Booming ‘Golden Week’ continues with epidemic control measures
The National Day holiday, which coincides with the Mid-Autumn Festival this year, has become a “happy reunion” bringing back the familiar crowded scene. Long queues for scenic spots, meals, taxis, as usual, are returning.
In Changsha, central China’s Hunan Province, some cyber star restaurants had a queue of around 4,000 for dinner; one store sold out thousands of duck hotpot in Hangzhou; while it can take up to 40 minutes to queue for a hotel check-in in Sanya, the warm southern Chinese city.

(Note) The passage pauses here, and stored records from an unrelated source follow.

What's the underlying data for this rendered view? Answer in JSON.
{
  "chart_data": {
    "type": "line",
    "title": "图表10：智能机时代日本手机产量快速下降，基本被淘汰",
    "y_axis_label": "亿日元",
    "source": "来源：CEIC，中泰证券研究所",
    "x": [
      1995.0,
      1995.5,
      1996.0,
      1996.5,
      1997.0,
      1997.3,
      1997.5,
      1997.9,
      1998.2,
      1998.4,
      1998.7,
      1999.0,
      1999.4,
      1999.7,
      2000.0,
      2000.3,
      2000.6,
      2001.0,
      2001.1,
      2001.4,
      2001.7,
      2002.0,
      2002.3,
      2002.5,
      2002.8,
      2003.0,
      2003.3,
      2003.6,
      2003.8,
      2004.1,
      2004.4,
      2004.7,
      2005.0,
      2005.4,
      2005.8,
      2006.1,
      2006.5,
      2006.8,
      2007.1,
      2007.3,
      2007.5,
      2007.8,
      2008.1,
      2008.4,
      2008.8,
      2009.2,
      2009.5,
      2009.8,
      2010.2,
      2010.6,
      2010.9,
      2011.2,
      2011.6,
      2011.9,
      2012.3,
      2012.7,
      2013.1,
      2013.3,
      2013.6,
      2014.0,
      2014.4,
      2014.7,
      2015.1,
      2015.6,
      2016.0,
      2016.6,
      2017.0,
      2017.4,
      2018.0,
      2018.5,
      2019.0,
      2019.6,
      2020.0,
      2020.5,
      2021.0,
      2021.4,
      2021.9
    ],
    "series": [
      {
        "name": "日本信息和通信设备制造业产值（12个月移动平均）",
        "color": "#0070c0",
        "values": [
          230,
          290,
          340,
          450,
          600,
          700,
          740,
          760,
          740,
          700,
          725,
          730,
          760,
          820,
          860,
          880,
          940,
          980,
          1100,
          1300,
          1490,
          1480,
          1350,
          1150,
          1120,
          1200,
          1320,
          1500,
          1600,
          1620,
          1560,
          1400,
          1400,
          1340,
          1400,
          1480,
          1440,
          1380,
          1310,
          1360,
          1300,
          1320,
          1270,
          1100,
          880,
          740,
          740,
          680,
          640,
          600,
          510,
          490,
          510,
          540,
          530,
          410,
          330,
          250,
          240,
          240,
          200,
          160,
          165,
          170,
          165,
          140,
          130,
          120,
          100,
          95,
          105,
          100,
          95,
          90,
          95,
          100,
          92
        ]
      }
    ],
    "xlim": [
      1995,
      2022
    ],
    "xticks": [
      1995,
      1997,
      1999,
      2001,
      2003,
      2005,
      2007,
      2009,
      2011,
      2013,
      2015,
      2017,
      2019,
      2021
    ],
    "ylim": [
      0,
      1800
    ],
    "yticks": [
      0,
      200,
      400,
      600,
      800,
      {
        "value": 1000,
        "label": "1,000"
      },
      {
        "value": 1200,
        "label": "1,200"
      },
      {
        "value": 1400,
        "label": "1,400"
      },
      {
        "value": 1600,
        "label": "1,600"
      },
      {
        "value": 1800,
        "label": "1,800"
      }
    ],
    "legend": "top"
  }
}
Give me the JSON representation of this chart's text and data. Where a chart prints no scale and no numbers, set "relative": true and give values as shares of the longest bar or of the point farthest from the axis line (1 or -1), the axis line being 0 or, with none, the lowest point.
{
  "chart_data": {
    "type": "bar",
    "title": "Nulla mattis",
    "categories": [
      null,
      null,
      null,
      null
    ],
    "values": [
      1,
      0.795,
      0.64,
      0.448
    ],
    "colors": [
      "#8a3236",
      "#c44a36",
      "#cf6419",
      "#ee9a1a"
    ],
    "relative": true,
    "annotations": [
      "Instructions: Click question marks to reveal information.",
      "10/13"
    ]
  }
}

According to the Ministry of Culture and Tourism, on the first day of the National Day/ Mid-Autumn Festival holiday, the country received 97 million domestic tourists, a recovery of 73.8 percent year on year, with a tourism revenue of 76.65 billion yuan. Comparing this year’s data to the same period in history, the national high-speed congestion mileage has increased significantly.
A big data analysis report conducted by Baidu Map reveals that peak traffic congestion all over the nation happened at 11p.m. on September 30. The next day saw almost every corner of the country’s highway jammed, starting from early morning right through to the dark. Many highways flashed red on a virtual map with thousands of vehicles stuck on the road, an increase of 50.1 percent from last year. The peak congestion also occurred at 11p.m., with a congestion mileage as high as 9109.28 kilometers.
For many Chinese, this eight-day long holiday feels like a redo of “Chinese New Year,” when many parts of the country shut down due to the coronavirus epidemic, forcing many to stay home.
The current uptick in tourism receipts shows the effectiveness of prevention and safety control measures earlier in the pandemic.
And even as the long-holiday tourism market revitalizes, epidemic prevention and control measures are still being imposed.
Prior to the holiday, for instance, the Ministry of Culture and Tourism required that all scenic spots scientifically and reasonably limit the tourist volumes to under 75 percent of their maximum capacity. Visits are also “by appointment” only with staggered timings to ensure holiday tourist attractions are opened in a safe, stable and orderly manner.
Most, if not all, scenic spots have generally been implementing the current limitation and appointment systems. Some have also organized joint safety inspections across different departments. With full staff on duty, regular sanitation of even the remote spots in public areas have been put in place. Body temperature test and and “health code” check have also become standard procedures at scenic spots.